Matías era contador y estaba harto de su trabajo. Esa mañana se levantó tarde y no le quedó más remedio que salir a la calle en ayunas. Había sido, antaño, una persona alegre y optimista. Pero el desencantamiento de la vida monótona que había elegido a los 18 había hecho mella en él, y poco quedaba de la simpatía que lo había caracterizado. Ahora era un tipo muy apesadumbrado y excesivamente nervioso, que intentaba con ahínco rehuir todas las aglomeraciones que fueran posibles.
Joaquín estaba en cuarto año de arquitectura, y esa noche había dormido poco tratando de terminar una maqueta. Con ojeras, preocupado por el extenso viaje que le esperaba hasta la facultad y las dificultades que trae andar con algo tan frágil en el transporte público, salió de su casa sabiendo que tenía por delante un día largo.
Mientras salía de su departamento, Matías vio cómo se le escapaba el último micro que lo dejaba a horario en su oficina. A esa altura del mes su presupuesto no resistía un taxi, de manera que no le quedó otra opción que afrontar su miedo y bajar a las entrañas de la ciudad para tomar el metro. La noche anterior había dormido mal a causa de una pesadilla recurrente que lo molestaba desde la adolescencia. Soñaba que estaba en la cima de un edificio altísimo, y que tras un pitido extraño se abría el suelo y comenzaba una interminable y dolorosa caída, en la que atravesaba todos los pisos hasta llegar al subsuelo, donde caía encima de algún pobre infeliz que estaba sacando su auto. De ahí, como puede suponerse, provenía su terror a los subterráneos.

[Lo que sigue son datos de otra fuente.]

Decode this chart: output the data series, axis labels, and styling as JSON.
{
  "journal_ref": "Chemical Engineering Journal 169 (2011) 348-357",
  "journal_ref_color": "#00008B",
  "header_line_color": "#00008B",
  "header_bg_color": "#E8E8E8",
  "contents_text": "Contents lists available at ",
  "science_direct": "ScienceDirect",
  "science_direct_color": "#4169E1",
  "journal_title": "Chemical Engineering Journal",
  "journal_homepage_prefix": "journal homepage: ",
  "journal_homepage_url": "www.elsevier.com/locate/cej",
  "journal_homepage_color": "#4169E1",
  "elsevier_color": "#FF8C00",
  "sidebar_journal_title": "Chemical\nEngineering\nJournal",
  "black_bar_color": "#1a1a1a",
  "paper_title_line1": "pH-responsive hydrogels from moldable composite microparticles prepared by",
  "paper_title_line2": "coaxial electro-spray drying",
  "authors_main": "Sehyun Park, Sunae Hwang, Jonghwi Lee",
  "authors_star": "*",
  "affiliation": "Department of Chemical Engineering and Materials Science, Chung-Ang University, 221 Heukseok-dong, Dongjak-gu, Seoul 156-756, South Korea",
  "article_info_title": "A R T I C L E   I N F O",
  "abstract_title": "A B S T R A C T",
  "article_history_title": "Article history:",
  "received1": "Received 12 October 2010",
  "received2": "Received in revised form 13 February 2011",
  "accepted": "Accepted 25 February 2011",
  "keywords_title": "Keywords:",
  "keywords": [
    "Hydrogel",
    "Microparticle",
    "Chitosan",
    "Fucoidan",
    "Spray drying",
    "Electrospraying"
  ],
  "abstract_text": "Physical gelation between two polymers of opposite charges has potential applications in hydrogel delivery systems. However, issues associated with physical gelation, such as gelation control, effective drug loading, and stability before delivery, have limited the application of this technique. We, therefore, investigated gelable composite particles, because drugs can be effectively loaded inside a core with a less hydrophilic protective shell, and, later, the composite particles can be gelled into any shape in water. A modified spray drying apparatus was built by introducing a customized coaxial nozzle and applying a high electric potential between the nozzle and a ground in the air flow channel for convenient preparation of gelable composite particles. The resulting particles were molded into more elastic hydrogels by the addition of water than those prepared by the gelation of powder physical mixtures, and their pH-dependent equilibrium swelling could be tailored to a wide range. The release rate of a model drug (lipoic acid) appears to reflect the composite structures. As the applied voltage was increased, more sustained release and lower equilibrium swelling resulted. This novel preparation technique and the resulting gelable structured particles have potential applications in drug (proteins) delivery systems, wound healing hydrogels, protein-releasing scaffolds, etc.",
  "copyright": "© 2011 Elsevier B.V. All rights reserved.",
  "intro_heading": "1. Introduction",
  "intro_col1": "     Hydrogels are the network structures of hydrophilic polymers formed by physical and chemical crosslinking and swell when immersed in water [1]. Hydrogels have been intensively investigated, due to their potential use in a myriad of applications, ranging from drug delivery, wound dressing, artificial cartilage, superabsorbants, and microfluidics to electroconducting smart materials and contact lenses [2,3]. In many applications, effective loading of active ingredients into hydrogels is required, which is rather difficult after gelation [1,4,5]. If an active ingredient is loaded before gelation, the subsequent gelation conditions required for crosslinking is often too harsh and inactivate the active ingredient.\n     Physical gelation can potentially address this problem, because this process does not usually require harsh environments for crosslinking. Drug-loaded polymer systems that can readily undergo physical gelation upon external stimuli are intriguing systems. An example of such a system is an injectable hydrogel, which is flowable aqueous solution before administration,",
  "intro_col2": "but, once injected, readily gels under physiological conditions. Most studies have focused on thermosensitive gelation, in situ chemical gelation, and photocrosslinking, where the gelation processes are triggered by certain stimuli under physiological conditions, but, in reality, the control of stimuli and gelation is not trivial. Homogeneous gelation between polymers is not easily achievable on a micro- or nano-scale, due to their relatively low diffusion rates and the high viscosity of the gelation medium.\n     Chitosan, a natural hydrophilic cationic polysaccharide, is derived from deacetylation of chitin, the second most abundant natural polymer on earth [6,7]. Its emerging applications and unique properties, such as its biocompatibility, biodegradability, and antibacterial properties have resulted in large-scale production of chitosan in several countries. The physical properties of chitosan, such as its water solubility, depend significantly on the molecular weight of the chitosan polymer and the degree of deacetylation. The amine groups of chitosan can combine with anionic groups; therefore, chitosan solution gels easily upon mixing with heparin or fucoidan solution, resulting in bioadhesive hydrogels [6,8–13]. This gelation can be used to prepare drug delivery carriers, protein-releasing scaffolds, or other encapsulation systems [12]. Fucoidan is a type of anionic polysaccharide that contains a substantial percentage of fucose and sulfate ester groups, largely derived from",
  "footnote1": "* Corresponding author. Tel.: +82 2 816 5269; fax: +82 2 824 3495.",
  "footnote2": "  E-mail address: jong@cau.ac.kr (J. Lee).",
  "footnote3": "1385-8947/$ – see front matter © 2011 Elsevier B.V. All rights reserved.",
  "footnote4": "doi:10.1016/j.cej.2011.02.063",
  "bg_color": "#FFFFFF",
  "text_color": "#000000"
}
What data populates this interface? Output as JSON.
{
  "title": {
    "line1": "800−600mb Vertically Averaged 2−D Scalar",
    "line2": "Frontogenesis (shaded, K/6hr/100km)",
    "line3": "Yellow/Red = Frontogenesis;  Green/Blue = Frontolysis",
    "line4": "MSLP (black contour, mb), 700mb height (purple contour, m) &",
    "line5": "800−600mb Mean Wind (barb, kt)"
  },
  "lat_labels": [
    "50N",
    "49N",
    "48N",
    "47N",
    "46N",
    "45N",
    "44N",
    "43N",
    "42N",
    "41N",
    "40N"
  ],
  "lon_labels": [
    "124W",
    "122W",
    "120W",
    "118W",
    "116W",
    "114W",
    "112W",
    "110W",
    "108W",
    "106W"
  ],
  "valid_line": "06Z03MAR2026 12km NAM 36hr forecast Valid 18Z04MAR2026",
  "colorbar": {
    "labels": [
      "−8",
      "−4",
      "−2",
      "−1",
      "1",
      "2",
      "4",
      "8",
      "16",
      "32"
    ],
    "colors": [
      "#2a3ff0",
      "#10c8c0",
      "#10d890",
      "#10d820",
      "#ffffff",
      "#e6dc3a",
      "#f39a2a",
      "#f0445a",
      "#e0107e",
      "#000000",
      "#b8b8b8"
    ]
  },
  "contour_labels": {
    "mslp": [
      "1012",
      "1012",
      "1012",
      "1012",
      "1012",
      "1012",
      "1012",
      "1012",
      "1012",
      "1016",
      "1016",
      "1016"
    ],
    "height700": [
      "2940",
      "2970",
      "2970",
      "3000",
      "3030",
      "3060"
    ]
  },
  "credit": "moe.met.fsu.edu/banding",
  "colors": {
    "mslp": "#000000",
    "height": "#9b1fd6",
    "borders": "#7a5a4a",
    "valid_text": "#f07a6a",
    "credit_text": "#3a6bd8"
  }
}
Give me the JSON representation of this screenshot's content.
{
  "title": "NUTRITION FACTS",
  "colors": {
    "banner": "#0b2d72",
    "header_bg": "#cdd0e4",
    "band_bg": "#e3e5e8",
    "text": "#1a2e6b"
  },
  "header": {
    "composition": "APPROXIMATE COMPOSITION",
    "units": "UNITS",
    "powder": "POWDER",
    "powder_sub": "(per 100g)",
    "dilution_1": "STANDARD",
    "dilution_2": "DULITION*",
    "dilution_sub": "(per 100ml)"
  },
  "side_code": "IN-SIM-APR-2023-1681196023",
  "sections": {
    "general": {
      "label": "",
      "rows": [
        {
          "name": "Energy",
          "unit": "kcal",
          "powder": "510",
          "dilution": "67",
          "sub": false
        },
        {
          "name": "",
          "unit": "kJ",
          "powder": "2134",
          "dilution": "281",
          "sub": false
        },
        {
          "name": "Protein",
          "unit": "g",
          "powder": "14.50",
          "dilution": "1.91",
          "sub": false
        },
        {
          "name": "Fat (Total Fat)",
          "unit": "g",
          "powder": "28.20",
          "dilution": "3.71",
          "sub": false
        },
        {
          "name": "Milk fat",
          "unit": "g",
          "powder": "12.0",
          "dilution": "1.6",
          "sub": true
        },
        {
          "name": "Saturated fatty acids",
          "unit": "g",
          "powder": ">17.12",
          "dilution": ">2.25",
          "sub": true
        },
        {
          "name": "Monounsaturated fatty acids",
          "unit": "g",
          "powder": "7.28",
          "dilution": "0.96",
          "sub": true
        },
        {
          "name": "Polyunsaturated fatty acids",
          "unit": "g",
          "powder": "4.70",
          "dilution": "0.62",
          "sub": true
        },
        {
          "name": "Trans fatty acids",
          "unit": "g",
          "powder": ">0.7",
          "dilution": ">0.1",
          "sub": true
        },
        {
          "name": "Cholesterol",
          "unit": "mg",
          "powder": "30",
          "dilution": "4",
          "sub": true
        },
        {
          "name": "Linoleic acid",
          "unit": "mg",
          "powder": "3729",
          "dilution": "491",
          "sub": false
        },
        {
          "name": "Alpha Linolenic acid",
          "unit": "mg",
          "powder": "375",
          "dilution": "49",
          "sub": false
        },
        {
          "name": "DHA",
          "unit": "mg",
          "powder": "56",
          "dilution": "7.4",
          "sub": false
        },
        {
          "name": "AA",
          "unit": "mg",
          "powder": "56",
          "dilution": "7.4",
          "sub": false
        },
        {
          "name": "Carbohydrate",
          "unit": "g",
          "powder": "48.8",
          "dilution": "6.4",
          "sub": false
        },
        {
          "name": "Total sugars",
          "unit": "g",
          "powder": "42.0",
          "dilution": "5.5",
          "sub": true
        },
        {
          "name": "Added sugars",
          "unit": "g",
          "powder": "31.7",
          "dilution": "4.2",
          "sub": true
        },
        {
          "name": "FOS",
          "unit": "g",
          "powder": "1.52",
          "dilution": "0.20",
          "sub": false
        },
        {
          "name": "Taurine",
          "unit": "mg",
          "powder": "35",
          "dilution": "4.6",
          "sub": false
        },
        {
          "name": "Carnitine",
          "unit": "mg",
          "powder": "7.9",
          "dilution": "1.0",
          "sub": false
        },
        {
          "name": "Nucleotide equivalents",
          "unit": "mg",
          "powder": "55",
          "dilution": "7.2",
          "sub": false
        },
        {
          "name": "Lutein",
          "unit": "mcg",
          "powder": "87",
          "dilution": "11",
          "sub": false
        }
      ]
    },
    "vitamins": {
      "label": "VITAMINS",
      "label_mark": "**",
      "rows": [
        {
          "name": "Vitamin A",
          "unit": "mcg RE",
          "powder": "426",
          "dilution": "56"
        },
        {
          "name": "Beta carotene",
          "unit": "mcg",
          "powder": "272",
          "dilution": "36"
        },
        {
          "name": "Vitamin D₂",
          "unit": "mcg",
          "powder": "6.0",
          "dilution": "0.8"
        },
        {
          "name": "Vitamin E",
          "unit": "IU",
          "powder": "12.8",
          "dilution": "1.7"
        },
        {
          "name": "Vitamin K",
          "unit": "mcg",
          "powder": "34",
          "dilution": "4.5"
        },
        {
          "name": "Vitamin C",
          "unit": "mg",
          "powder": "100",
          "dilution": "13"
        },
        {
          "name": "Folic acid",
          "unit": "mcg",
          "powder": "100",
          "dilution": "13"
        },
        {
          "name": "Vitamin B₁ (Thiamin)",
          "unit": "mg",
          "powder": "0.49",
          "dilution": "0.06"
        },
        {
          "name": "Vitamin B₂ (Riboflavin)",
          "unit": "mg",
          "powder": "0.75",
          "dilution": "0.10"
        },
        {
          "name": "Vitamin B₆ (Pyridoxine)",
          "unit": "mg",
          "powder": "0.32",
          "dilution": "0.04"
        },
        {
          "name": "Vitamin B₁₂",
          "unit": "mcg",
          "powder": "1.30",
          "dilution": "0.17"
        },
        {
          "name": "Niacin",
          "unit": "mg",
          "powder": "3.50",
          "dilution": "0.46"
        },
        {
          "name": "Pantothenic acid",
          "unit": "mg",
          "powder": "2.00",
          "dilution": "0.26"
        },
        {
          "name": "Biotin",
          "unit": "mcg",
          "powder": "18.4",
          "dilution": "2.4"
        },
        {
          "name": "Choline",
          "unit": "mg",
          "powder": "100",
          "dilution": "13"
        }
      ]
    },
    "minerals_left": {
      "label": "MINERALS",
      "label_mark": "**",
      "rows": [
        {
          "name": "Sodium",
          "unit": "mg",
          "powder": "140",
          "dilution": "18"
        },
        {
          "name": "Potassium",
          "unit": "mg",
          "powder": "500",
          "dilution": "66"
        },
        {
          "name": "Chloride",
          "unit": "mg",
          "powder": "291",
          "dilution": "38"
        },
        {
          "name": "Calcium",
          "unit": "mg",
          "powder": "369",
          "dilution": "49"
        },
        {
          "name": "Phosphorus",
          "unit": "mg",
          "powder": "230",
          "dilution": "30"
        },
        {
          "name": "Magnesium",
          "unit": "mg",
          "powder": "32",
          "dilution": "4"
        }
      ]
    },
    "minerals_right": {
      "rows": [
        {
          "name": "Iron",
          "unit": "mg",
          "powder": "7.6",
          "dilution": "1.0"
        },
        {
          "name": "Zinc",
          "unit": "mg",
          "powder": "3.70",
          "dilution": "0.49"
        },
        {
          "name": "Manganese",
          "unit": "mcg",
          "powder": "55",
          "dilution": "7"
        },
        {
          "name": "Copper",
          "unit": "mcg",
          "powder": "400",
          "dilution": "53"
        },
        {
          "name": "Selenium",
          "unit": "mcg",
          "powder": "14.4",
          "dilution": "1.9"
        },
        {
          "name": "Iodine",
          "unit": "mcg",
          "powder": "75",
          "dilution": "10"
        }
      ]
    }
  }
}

A pesar del cansancio, Joaquín estaba acostumbrado a la precisión, y a la hora de siempre estaba esperando el subte junto al andén. Era una persona sumamente obsesiva, y aún más pesimista. Había dedicado un mes en la elaboración de la maqueta del rascacielos para su trabajo final de Urbanismo 1. Estaba convencido de que su profesora, con la que nunca había congeniado, encontraría algún defecto minúsculo para desaprobarlo. "El día está destinado a ser un fracaso", le dijo a su hermana mientras ella se cepillaba los dientes y él atravesaba, ojeroso, la puerta de su casa.
Matías, muy nervioso y aún más apurado, estudió rápidamente el mapa de la línea de subte. Debía permanecer en el vagón durante diez estaciones y después caminar unas ocho cuadras. No le importaba. En ese momento, dadas las circunstancias, era la mejor opción. Subió.
Joaquín encontró lugar en su ubicación preferida, en el asiento del extremo de la fila, al lado de la puerta de la unidad. Contemplaba, orgulloso, su creación. Se había esmerado muchísimo en ese proyecto, y a pesar de la tremenda importancia que tenía, no había podido abstenerse de incluir su sello característico. En todas y cada una de las maquetas que había presentado en sus años de cursado camuflaba un soldadito de plástico y lo hacía protagonista de las situaciones más bizarras o trágicas que se le ocurrieran. Cuando la tarea fue diseñar una casa con amplio jardín, el soldadito estaba en el fondo de la piscina. Cuando tuvo que presentar el aeropuerto, el juguete tenía pegado un chicle recubierto de cinta adhesiva, que simbolizaba, claro, un chaleco repleto de explosivos plásticos. En ese edificio administrativo de cuarenta pisos, el muñequito estaba en el subsuelo, sobre el techo de un autito gris. Mientras se sonreía, recordando todas estas ocurrencias y tratando de elegir la más ingeniosa, lo distrajo un tipo vestido de traje que parecía aterrado de estar en el vagón.
Cuando Matías subió, no quedaban asientos libres. Resignado, pero no por eso más tranquilo, se agarró fuerte de la baranda del techo, sabiendo que su nerviosismo era tremendamente notorio para todos los que lo veían.
Mariela era periodista, y como casi todos los pasajeros que viajaban en el subte a ese horario, estaba yendo a trabajar. Faltaban dos paradas para su destino, cuando se escuchó un pitido fuertísimo y el tren se detuvo en seco. En ese momento, un hombre, que desde que subió parecía a punto de desmayarse, salió corriendo y a los gritos hacia la puerta, suplicando que lo dejaran salir. En el camino tropezó con un maletín y fue a aterrizar sobre la maqueta de un edificio que un pobre pibe llevaba en el regazo.